As I stood there smoking my pipe and looking out across the darkening Moroccan semi-desert, I noticed two men in uniform walking down the dirt track from the village, headed toward my aircraft. As they got closer, I could see that they were moroccan policemen, the local beat cops. I wondered if they were from here or sent here as a form of punishment. The older one greeted me in Arabic but of course, I do not speak Arabic except the phrase phonetically rendered, “tatti tacalum swayee swayee, min fudluck”—please speak slowly. Not helpful if you don’t speak Arabic at all, since incomprehensible words are just as incomprehensible when spoken at any speed. I tried English, but neither of them spoke English. As a last resort, I tried my French, picked up from a “NATO French for Officers Assigned to Brussels” tape set I studied for a while on my last med cruise. Bingo.

In my terrible French, “Le Helicopter et on pain. Nuh marsh pas.” the helicopter is broken. It will not run.

“Merde,” they replied.

Between us we established the fact that we were not going anywhere tonight and that my comrades would come in the morning and fix the aircraft. The senior policeman communicated that we should “dormay” and they would stand guard; given the circumstances not necessarily a reassuring thought, but one that we had to accept given that we were on a beach in nowhere Morocco and they were the local authorities.

No sleeping bags, no blankets, January on a Mediterranean beach in Morocco and trying to sleep on an aircraft bench seat—it cannot be done, at least for more than a few minutes at a time. The red nylon seats normally seat three passengers in each section. They have two metal bars that connect from the back of the seat to the front longitudinal bar to support the passenger’s weight. Whenever you try to lie down on one of the seats, the nylon sags just enough that the bars dig into your back. Think of it as a very cheap pullout couch, only worse, since there is no way ever to get comfortable.

The crew chief, being a good Marine and knowing what could happen, had a stretcher stashed in the back underneath some of the troop seats. When we did external loads, he would lie on it when looking down through the hell hole, instead of lying directly on the metal deck as directed. Sometimes he slept in his aircraft on the flight deck, so that he would not have to put up with the constant noise and motion of the troop berthing area below decks on the ship. He would be comfortable, if not warm, tonight.
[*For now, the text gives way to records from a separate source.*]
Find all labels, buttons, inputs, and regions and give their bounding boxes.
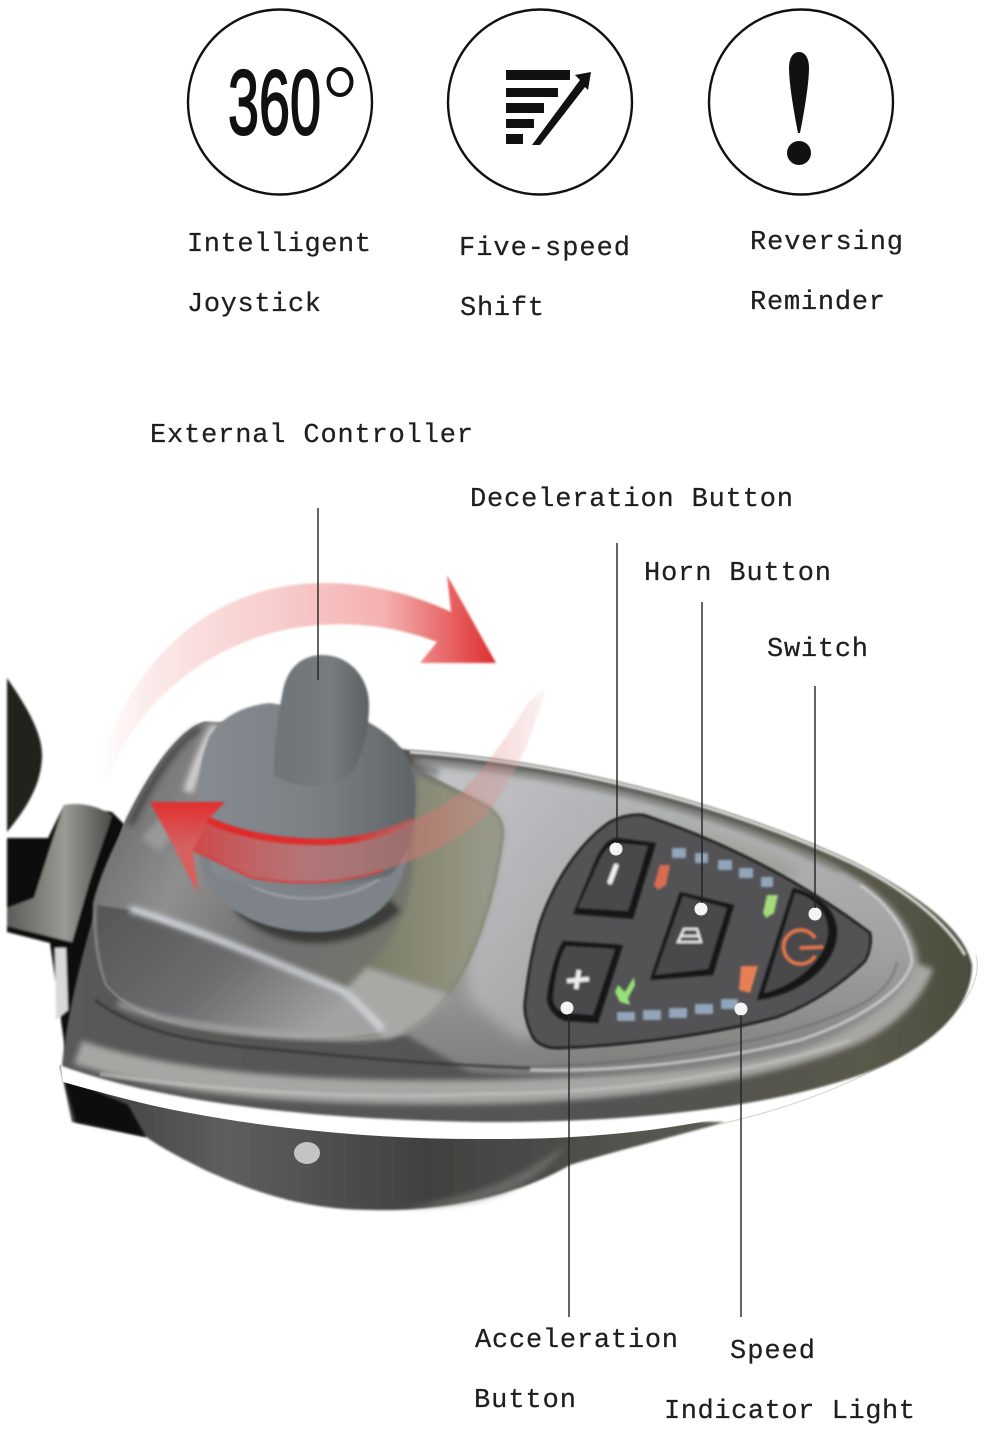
housing shell bbox=[62, 722, 972, 1122]
mount lower face bbox=[97, 905, 383, 1038]
leader lines bbox=[318, 508, 815, 1317]
icon: 360 degree joystick: 360 bbox=[228, 52, 321, 154]
control panel bbox=[525, 815, 871, 1048]
joystick dome bbox=[199, 703, 415, 890]
label: reversing reminder: Reversing bbox=[750, 228, 903, 258]
armrest shape at left bbox=[7, 678, 42, 832]
label: acceleration button bbox=[474, 1326, 678, 1416]
button: switch bbox=[757, 888, 837, 1000]
label: acceleration button: Button bbox=[474, 1386, 576, 1416]
red rotation arrow: lower bbox=[150, 690, 545, 893]
silver rim band bbox=[78, 965, 922, 1092]
small round badge bbox=[294, 1142, 320, 1164]
label: five-speed shift bbox=[459, 234, 630, 324]
mount olive tray bbox=[367, 775, 504, 993]
top rim highlight bbox=[410, 752, 965, 955]
label: intelligent joystick: Joystick bbox=[187, 290, 321, 320]
lower bowl bbox=[60, 1065, 725, 1210]
joystick knob bbox=[274, 655, 369, 786]
label: switch: Switch bbox=[767, 635, 868, 665]
speed indicator LEDs bbox=[617, 848, 773, 1021]
mount highlights bbox=[118, 726, 403, 1038]
label: reversing reminder: Reminder bbox=[750, 288, 885, 318]
controller photo illustration bbox=[7, 575, 977, 1210]
icon: 360 degree joystick bbox=[188, 10, 372, 194]
red rotation arrow: upper bbox=[98, 575, 496, 780]
label: five-speed shift: Shift bbox=[460, 294, 544, 324]
joystick skirt bbox=[200, 850, 408, 932]
label: horn button: Horn Button bbox=[644, 559, 831, 589]
label: intelligent joystick bbox=[187, 230, 371, 320]
label: deceleration button: Deceleration Button bbox=[470, 485, 793, 515]
label: external controller: External Controller bbox=[150, 421, 473, 451]
faint outer contour bbox=[720, 955, 977, 1124]
status icons bbox=[615, 865, 778, 1005]
raised joystick mount bbox=[93, 722, 504, 1041]
button: horn bbox=[650, 892, 734, 980]
label: speed indicator light: Indicator Light bbox=[664, 1397, 915, 1427]
button: deceleration bbox=[573, 838, 656, 919]
icon: reversing reminder bbox=[709, 10, 893, 194]
concentric rim lines bbox=[100, 885, 912, 1096]
label: intelligent joystick: Intelligent bbox=[187, 230, 371, 260]
white stripe bbox=[60, 960, 972, 1139]
shadow under mount bbox=[95, 1000, 530, 1068]
label: reversing reminder bbox=[750, 228, 903, 318]
label: five-speed shift: Five-speed bbox=[459, 234, 630, 264]
silver plate bbox=[380, 760, 918, 1076]
button: acceleration bbox=[547, 941, 623, 1023]
mounting bracket bbox=[7, 804, 124, 1070]
label: speed indicator light: Speed bbox=[730, 1337, 815, 1367]
label: speed indicator light bbox=[664, 1337, 915, 1427]
icon: five-speed shift bbox=[448, 10, 632, 194]
white marker dots bbox=[560, 842, 822, 1016]
label: acceleration button: Acceleration bbox=[475, 1326, 678, 1356]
After a few hours of fitful sleep, I gave up trying to sleep on the troop seats while staying warm with only my leather flight jacket, and climbed into the cockpit and tried to sleep in the pilot’s seat. That didn’t work very well either, so just before sunrise, I gave up altogether. I climbed out of the aircraft, walked 50 feet or so, and lit my pipe. I was jumping up and down doing a modified jumping jack in the wind, trying to warm up, when I saw the two policemen returning down the rocky trail from the village. As they got closer I could see one policeman held a large metal kettle in his hand, the other policeman had something wrapped up in towels held out before him.

The kettle held hot, sweet tea and the towels held local cornbread straight from the village’s ovens and still hot. The policemen also had a small container of butter and another with some homemade jam. Their hospitality took me back to the Kentucky of my childhood and the way the mountain people, my relatives, always greeted strangers with food and drink. I don’t think I ever had a better breakfast than that one, that morning on the beach in Morocco. We sat in the back of the 46 out of the wind and ate the cornbread and drank the hot tea with our new friends. We took all the MREs we had and after removing all the pork items that are forbidden to Muslims, gave them to the two policemen to thank them.
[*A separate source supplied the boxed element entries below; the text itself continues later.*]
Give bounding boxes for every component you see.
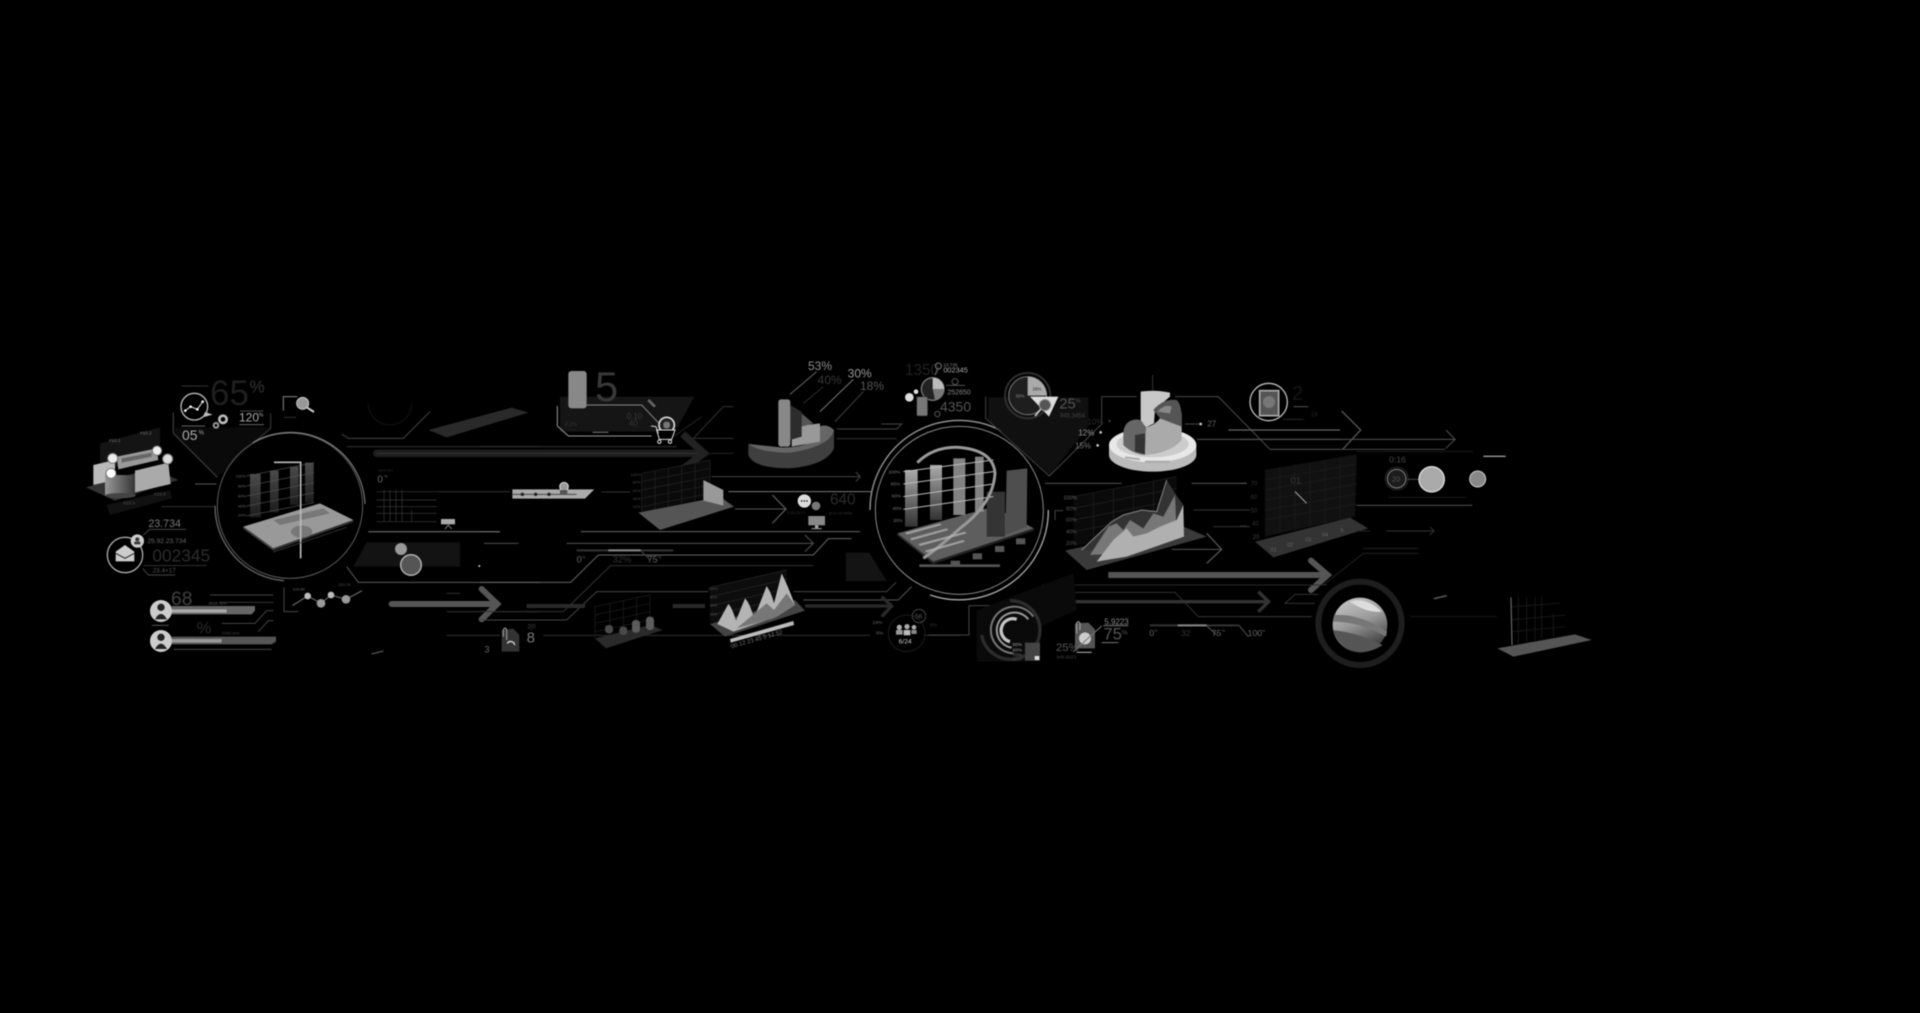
user progress bars [150,589,276,652]
region: middle-left section [480,359,960,655]
percentage labels [790,359,884,422]
file icon with stats: 25% [1056,642,1079,654]
pie panel: 945.3454 [1060,414,1086,420]
circuit lines: right [928,397,1340,635]
arrow: thick gray [392,589,497,619]
arrow: thin upper [712,472,860,482]
3D block chart: #10.3 [123,501,135,506]
tablet side details: 16 [1311,412,1318,419]
dial: main bar chart: 20% [893,518,903,523]
3D block chart: #10.1 [109,438,121,443]
icon: magnifier [283,397,314,417]
arrow: medium dark [1072,592,1269,612]
percentage labels: 53% [808,359,832,373]
phone and cart panel: 0.10 [627,412,643,421]
icon: tablet ring: 2 [1292,383,1303,405]
radial ring chart: 70% [1013,652,1022,657]
stats cluster: 4350: 252650 [947,389,971,396]
panel: 65 percent gauge: 65 [210,374,249,413]
dark grid chart [1251,454,1368,557]
panel: 65 percent gauge: % [259,413,264,419]
radial ring chart: 50% [1013,642,1022,647]
pie leader labels: 15% [1075,441,1091,450]
region: right section [1240,407,1592,665]
iso chart with panel: 60% [633,488,641,493]
mini line chart [292,582,362,608]
progress scale [577,550,673,565]
percentage labels: 18% [860,379,884,393]
small cylinder chart [595,594,663,648]
dark grid chart: 40 [1252,522,1259,528]
3D block chart: #10.2 [140,430,152,435]
small grid chart: 0 [377,474,383,485]
circle chart: left dial [215,432,365,581]
region: centre section [870,362,1340,662]
dark grid chart: 01 [1291,475,1301,485]
dial: main bar chart: 100% [888,469,900,474]
arrow: double chevrons [1240,411,1455,449]
circle chart: left dial: 60% [238,493,246,498]
circle indicators [1385,454,1486,492]
chat and monitor icon: 640 [830,491,856,508]
email counter: 23.4+17 [153,568,176,575]
3D block chart [86,427,178,515]
area chart: 80% [1066,507,1077,513]
area chart: 20% [1066,541,1077,547]
file icon with stats: % [1122,630,1128,637]
progress scale right [1149,625,1265,638]
panel: 65 percent gauge: 120 [239,411,259,425]
pie panel: 25% [1033,387,1041,392]
file icon with stats: 945.9223 [1057,655,1076,660]
pie leader labels [1075,417,1217,450]
dial: main bar chart [870,420,1048,600]
circuit lines [480,407,960,635]
chat and monitor icon: @12.23.4566 [828,511,853,516]
iso chart with panel: 100% [631,472,641,477]
stats cluster: 4350: 4350 [940,399,971,415]
dark grid chart: 70 [1251,482,1258,488]
progress scale: 32% [613,555,631,565]
mountain chart: 80% [710,595,718,599]
dark grid chart: 50 [1251,508,1258,514]
mountain chart: 40% [710,612,718,616]
team counter [872,609,938,652]
user progress bars: 2018.78% [208,600,227,605]
progress scale: 0 [577,555,582,565]
arrow: thin lower [567,535,813,552]
dark grid chart: 60 [1251,495,1258,501]
email counter: 002345 [152,546,210,566]
tablet side details [1283,407,1318,419]
dark grid chart: 03 [1305,538,1311,544]
file icon with stats [1056,617,1129,660]
email counter: 23.734 [148,518,181,530]
arrow: to people icon [728,492,872,523]
dark grid chart: 5 [1341,528,1344,534]
arrow: outline from chart [1172,533,1222,563]
area chart: 100% [1063,495,1077,501]
progress scale right: 0 [1149,628,1154,638]
progress scale right: % [1222,629,1225,633]
circle chart: left dial: 20% [238,513,246,518]
percentage labels: 30% [848,366,872,380]
region: left section [86,374,540,654]
ring-shaped 3D chart [748,399,834,468]
chat and monitor icon [787,491,856,529]
pie panel: 25 [1059,396,1076,412]
tick mark [372,651,383,654]
progress scale: % [582,555,586,559]
dark grid chart: 04 [1322,533,1328,539]
icon: file with paperclip: 8 [527,630,535,647]
area chart: 40% [1066,529,1077,535]
dial: main bar chart: 80% [891,481,900,486]
progress scale: 75 [647,555,658,565]
file icon with stats: 75 [1103,624,1122,643]
mini line chart: 120.80 [293,587,306,592]
arrow: thin dim [1387,527,1434,535]
user progress bars: 2266.00% [222,631,240,636]
striped sphere [1318,582,1402,665]
pie leader labels: 10% [1087,417,1103,426]
team counter: 6/24 [899,638,912,645]
mountain chart: 00 12 23 45 5 12 52 [731,630,784,650]
dark grid chart: 02 [1287,543,1293,549]
panel: 65 percent gauge: % [249,377,265,397]
mountain chart: 60% [710,604,718,608]
team counter: 5% [930,623,938,629]
stats cluster: 4350: 002345 [943,366,968,375]
circle indicators: 0:16 [1389,454,1406,464]
phone and cart panel: 5 [595,363,618,410]
phone and cart panel: 0.2% [565,422,577,428]
progress scale right: % [1154,629,1157,633]
icon: tablet ring [1250,383,1303,421]
stats cluster: 4350 [905,362,971,417]
dial: main bar chart: 40% [892,506,902,511]
icon: file with paperclip [484,625,536,655]
radial ring chart: 60% [1013,647,1022,652]
circle chart: left dial: 100% [236,473,246,478]
area chart [1063,477,1207,570]
email counter: 25.92.23.734 [147,538,186,545]
iso chart with panel: 20% [633,504,641,509]
team counter: 56 [915,613,923,620]
tick mark right [1434,596,1447,599]
team counter: 24% [872,620,883,626]
mountain chart: 100% [708,587,718,591]
small grid chart [377,468,510,529]
map strip [512,482,594,499]
phone and cart panel [557,363,694,443]
small grid chart: % [384,474,388,479]
connector lines: left [162,403,540,635]
iso chart with panel: 80% [633,479,641,484]
iso chart with panel [631,460,734,530]
phone and cart panel: 40 [629,419,638,428]
dial: main bar chart: 60% [892,493,901,498]
3D block chart: #10.4 [154,491,166,496]
dark grid chart: 20 [1253,535,1260,541]
pie panel [986,373,1137,476]
progress scale right: 100 [1248,628,1262,638]
circle indicators: 20 [1392,474,1400,483]
stats cluster: 4350: 23.735 [943,363,958,368]
lines: right column [1240,452,1506,617]
progress scale: % [658,555,662,559]
pie leader labels: 12% [1078,428,1094,437]
hatched trapezoid [846,553,887,581]
user progress bars: 68 [171,589,192,610]
arrow: large gray [1108,561,1328,590]
circle chart: left dial: 80% [238,483,246,488]
area chart: 60% [1066,518,1077,524]
progress scale right: 32 [1181,628,1191,638]
panel: 65 percent gauge [173,374,271,477]
circle chart: left dial: 40% [238,503,246,508]
progress scale right: % [1262,629,1265,633]
file icon with stats: 5.9223 [1104,617,1129,626]
radial ring chart: 80% [1013,657,1022,662]
pie panel: % [1075,399,1080,405]
team counter: 9% [876,631,884,637]
mountain chart [708,570,805,650]
icon: file with paperclip: 2|0 [527,625,536,631]
percentage labels: 40% [818,373,842,387]
pie leader labels: 27 [1207,420,1217,429]
hatched map panel with pins [353,542,480,575]
stats cluster: 4350: 1350 [905,362,939,379]
mini line chart: 223.74 [338,582,351,587]
iso chart with panel: 40% [633,496,641,501]
3D stacked pie [1109,375,1196,472]
panel: 65 percent gauge: % [199,431,205,437]
arrow: lower dim [805,597,892,617]
small grid chart: label text [378,468,393,472]
panel: 65 percent gauge: 05 [182,427,198,443]
icon: file with paperclip: 3 [484,645,490,655]
user progress bars: % [197,618,212,637]
long dim arrow [480,434,733,469]
progress scale right: 75 [1212,628,1221,638]
empty grid chart [1497,597,1592,657]
chat and monitor icon: 2.26.23.17 [787,510,806,515]
ribbon plate [428,408,528,437]
email counter [107,518,210,575]
radial ring chart [977,573,1077,662]
dark grid chart: 01 [1271,547,1277,553]
pie panel: 50% [1016,393,1025,398]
Later the villagers came over to see the helicopter stuck on their beach. We greeted them and gave them tours of the aircraft. Some of the less shy children loved sitting in the cockpit and pretending to fly. In due course, the repair aircraft arrived and the mechanics fixed the problem. As I took the aircraft off, I kept it away from the small watching crowd but then circled back, and descending to 200 feet, waggled the rotors as I went past to their excited waves.